This I Believe

emily - Orem, Utah
Entered on May 23, 2007
Age Group: Under 18

Perfections Imperfect

I know the scene– Walking into my room after having an argument with my parents. Laying down, needing sleep, but worry floods the mind. Sleeping is impossible.

My parents don’t expect me to be perfect. They just want me to make good decisions in life. The problem was, I expected perfection from myself. I believed in perfection.

My uncle died of a drug overdose. It was because of many mistakes and bad decisions on his part. I had to attend his funeral. I blamed myself, thinking somehow I could have stopped him. I became stressed, even depressed, wishing I could be perfect.
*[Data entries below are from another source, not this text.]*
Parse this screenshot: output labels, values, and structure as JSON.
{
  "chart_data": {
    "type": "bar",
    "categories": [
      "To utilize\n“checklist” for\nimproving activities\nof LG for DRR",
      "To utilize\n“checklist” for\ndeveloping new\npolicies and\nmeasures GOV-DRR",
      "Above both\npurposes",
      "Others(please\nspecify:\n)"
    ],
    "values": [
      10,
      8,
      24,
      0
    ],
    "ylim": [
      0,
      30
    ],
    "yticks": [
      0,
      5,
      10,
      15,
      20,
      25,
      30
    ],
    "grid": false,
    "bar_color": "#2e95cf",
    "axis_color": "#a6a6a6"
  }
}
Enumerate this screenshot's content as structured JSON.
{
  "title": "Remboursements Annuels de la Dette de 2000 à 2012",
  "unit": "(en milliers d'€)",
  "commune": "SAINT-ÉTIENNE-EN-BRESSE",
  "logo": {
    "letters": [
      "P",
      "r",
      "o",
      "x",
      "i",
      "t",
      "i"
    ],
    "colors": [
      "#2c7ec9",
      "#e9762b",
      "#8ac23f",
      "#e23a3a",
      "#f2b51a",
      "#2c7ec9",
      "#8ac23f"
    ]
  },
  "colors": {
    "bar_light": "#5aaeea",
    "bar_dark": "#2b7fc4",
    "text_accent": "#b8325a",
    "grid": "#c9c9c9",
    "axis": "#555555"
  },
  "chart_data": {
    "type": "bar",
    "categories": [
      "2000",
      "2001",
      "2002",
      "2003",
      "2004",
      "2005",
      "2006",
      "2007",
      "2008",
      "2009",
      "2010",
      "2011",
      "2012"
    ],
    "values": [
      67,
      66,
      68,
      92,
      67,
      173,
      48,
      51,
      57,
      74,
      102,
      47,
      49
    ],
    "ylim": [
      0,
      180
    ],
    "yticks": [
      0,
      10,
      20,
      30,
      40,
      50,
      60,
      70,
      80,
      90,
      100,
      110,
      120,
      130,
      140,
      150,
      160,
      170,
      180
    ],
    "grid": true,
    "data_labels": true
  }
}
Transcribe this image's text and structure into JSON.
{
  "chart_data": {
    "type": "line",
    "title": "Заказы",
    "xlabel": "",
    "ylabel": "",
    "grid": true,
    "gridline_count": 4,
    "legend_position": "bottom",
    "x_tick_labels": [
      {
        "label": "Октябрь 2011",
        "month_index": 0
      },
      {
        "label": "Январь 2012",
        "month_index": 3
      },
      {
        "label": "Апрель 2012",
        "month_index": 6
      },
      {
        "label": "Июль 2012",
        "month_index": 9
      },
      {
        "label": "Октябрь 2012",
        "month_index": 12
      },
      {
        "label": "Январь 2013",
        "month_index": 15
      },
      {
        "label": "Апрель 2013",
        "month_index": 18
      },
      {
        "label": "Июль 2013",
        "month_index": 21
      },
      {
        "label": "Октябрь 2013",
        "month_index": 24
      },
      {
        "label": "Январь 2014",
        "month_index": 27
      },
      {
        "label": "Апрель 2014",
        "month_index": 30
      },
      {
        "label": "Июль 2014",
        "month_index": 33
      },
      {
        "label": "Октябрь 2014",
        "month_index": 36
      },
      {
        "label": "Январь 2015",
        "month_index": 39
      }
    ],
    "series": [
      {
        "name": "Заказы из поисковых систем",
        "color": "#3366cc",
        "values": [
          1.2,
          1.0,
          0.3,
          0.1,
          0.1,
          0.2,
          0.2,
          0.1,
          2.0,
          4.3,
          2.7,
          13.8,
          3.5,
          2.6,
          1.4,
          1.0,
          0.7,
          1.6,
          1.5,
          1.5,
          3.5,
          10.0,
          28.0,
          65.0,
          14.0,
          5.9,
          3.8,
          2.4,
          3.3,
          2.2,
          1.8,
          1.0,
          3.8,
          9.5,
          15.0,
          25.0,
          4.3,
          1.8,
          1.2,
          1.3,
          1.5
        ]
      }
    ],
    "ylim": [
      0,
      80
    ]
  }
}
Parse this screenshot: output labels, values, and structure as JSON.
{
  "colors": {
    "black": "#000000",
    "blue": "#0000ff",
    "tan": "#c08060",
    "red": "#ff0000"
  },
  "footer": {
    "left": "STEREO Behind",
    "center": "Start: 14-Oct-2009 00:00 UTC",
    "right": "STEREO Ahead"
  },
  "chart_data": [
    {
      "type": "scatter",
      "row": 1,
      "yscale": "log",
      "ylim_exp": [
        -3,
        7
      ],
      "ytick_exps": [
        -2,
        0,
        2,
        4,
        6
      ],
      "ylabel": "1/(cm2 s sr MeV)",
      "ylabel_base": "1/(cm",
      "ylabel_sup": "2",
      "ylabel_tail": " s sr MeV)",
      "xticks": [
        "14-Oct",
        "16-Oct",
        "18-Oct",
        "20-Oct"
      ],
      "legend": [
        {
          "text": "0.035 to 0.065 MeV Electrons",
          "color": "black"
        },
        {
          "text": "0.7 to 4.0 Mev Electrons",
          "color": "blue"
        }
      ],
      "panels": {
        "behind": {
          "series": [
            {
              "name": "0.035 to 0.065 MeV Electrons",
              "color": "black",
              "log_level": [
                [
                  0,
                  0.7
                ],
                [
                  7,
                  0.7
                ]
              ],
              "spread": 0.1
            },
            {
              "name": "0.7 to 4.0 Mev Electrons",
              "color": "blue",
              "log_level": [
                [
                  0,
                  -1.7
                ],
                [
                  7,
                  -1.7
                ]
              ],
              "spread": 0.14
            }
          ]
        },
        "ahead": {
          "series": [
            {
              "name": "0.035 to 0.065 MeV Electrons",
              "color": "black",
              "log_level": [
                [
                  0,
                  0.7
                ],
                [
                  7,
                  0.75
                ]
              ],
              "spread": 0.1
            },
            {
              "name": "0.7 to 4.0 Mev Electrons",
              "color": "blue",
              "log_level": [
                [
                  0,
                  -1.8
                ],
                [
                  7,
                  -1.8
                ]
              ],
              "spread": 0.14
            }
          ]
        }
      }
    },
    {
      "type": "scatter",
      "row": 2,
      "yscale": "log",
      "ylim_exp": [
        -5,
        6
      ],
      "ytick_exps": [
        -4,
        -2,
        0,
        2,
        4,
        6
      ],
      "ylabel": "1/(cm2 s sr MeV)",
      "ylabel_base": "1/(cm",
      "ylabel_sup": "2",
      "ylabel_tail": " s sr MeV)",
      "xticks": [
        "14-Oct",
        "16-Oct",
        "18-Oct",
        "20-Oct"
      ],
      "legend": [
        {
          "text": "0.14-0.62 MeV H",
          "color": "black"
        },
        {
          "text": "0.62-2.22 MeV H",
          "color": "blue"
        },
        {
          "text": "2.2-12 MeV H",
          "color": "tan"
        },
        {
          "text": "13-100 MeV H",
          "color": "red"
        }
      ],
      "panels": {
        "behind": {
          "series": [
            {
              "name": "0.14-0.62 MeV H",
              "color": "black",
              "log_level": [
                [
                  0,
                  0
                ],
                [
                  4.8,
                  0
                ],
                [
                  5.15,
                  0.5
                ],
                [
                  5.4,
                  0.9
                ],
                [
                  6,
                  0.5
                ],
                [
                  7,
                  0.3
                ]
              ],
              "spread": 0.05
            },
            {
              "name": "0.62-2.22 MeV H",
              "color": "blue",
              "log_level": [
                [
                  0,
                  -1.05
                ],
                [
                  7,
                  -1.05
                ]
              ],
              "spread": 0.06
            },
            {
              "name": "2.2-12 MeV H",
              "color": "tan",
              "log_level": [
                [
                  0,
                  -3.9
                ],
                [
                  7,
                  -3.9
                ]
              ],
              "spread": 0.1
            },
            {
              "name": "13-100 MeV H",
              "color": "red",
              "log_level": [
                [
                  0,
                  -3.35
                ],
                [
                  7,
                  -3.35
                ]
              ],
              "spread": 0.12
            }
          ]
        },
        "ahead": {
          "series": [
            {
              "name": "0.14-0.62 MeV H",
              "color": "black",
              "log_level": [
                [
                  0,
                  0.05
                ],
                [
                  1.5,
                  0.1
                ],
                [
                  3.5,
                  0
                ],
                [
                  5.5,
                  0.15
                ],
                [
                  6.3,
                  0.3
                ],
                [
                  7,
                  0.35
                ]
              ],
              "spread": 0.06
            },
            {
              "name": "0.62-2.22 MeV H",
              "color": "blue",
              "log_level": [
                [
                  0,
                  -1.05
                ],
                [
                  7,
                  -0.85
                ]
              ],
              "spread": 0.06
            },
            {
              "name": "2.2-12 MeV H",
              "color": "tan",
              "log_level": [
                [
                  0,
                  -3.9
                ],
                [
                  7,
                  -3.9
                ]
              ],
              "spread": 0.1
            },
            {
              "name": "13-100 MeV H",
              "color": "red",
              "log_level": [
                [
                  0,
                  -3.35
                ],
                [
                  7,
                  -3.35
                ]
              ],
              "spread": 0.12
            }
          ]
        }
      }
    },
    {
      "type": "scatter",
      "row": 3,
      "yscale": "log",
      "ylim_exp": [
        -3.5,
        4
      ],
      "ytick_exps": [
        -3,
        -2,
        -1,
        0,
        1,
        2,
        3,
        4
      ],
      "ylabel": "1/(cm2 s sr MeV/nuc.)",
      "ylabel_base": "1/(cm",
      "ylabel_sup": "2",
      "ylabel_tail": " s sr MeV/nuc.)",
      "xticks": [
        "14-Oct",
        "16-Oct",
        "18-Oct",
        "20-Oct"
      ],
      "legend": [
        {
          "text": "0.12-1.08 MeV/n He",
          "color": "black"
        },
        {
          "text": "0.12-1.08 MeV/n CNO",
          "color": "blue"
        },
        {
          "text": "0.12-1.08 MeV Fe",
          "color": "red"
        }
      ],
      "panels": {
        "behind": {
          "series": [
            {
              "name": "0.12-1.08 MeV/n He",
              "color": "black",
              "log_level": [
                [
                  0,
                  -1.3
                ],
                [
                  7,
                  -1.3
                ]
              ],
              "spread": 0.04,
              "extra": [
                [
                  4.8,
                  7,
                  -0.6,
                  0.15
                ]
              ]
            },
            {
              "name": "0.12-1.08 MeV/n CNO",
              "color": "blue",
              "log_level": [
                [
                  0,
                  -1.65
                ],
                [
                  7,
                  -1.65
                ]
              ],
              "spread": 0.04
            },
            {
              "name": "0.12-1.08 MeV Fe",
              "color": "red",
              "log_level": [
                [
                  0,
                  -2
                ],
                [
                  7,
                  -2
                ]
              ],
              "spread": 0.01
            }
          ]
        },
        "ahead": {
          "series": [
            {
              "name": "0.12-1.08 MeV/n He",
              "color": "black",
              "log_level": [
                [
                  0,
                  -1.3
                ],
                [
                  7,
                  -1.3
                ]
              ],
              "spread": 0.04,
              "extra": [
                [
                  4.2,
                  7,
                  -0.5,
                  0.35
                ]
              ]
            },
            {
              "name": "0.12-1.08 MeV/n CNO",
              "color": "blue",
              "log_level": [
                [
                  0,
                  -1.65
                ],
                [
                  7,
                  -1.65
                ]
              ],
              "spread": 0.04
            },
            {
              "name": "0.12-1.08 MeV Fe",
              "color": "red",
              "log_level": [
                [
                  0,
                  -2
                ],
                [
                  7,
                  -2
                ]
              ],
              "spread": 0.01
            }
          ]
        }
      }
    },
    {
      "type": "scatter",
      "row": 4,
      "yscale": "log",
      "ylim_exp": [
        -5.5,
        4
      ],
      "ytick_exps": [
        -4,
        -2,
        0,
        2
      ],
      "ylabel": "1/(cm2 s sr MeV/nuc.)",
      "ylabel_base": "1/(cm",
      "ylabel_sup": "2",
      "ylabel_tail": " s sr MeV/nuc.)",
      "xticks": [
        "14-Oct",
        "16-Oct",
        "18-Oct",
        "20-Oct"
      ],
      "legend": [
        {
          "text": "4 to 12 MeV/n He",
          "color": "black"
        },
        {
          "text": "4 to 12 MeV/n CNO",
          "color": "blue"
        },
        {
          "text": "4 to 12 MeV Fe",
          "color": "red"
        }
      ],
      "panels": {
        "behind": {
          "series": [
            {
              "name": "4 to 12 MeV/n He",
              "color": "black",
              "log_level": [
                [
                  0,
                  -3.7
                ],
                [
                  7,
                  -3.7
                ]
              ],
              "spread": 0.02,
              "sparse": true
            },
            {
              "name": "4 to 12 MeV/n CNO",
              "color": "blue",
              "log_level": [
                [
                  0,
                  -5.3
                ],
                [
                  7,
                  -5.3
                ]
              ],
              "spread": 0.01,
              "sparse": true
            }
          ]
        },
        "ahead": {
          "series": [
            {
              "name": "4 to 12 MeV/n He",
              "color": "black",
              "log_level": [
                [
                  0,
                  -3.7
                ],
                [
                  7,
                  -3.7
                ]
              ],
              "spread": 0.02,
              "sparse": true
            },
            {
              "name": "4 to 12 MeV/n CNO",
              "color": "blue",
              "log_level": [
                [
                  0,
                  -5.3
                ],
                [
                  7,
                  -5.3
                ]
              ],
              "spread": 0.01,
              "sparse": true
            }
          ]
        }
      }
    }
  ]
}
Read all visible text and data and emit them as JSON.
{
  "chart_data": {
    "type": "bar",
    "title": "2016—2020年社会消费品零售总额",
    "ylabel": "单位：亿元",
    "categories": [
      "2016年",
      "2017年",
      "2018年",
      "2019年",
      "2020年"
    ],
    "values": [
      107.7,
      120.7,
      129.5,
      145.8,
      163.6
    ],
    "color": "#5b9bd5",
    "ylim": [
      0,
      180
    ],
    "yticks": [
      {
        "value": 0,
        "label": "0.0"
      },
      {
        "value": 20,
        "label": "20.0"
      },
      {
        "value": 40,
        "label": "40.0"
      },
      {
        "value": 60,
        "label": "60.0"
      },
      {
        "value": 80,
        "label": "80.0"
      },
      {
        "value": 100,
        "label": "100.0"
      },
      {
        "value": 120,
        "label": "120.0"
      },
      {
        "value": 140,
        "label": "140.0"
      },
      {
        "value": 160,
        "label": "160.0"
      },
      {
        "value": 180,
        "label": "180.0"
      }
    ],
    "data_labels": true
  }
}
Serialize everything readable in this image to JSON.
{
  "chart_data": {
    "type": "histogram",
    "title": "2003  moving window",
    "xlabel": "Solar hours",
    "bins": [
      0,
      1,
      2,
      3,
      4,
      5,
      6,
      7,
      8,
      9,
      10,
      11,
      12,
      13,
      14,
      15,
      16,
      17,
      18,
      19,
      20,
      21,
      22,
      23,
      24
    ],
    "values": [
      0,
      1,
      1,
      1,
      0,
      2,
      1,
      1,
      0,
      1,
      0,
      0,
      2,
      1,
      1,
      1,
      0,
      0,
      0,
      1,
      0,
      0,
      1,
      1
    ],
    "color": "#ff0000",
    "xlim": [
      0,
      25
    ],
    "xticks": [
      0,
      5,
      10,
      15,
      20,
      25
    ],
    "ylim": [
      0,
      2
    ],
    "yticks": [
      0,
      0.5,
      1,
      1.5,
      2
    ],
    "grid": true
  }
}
If I was perfect, I would avoid causing any pain to my family or myself, like my uncle had.

I believed to be perfect, you had to help everyone else, not yourself. What I didn’t realize was, wishing for perfection, I was becoming imperfect. My anxiety and depression, deepened when I believed in imperfection.

I would constantly cry through the night, wishing I was better; wishing I was perfect. I knew I was doing something wrong.

My one reason for being perfect was to not cause people pain. What I was doing caused my family pain, almost like my uncle’s death. Three days a week I would take a seat in my English classroom. I would stare at the vacant space, with tired eyes, until my instructor appeared. A happy day came. I looked at the walls of the classroom, and on the front wall was a poster. It said, “Always make new mistakes.” Now this might be referring to English papers, but it slapped me hard. It gave me hope! I knew every aspect of my life could benefit from that poster.

After a long time of refining my habits, I no longer had to be perfect. I just had to try to be the best I could. I was happy, because I believed in imperfection.

The world gives the impression that you have to be perfect. To succeed in life, I thought I had to be the best. In reality, there is no perfect life. Things will come my way at what seems like the most imperfect time. Death, loosing a job, whatever. Living in an imperfect world, I don’t need to perfect. There will be mistakes, whether they are mine, or someone elses. I don’t need to always be the perfectly strong one. Sometimes, I’m going to get down on my knees and cry. Just because I need help from someone, it doesn’t mean I’m horrible. I’m just a human being.

I know that I can make mistakes, learn from them and grow. I can feel happy with myself, and not be depressed. I believe in imperfection.

Now, I can kiss my parents. I can ask them for forgiveness of my mistakes. I lay in bed, close my eyes and sleep well, because I believe in imperfection made perfect.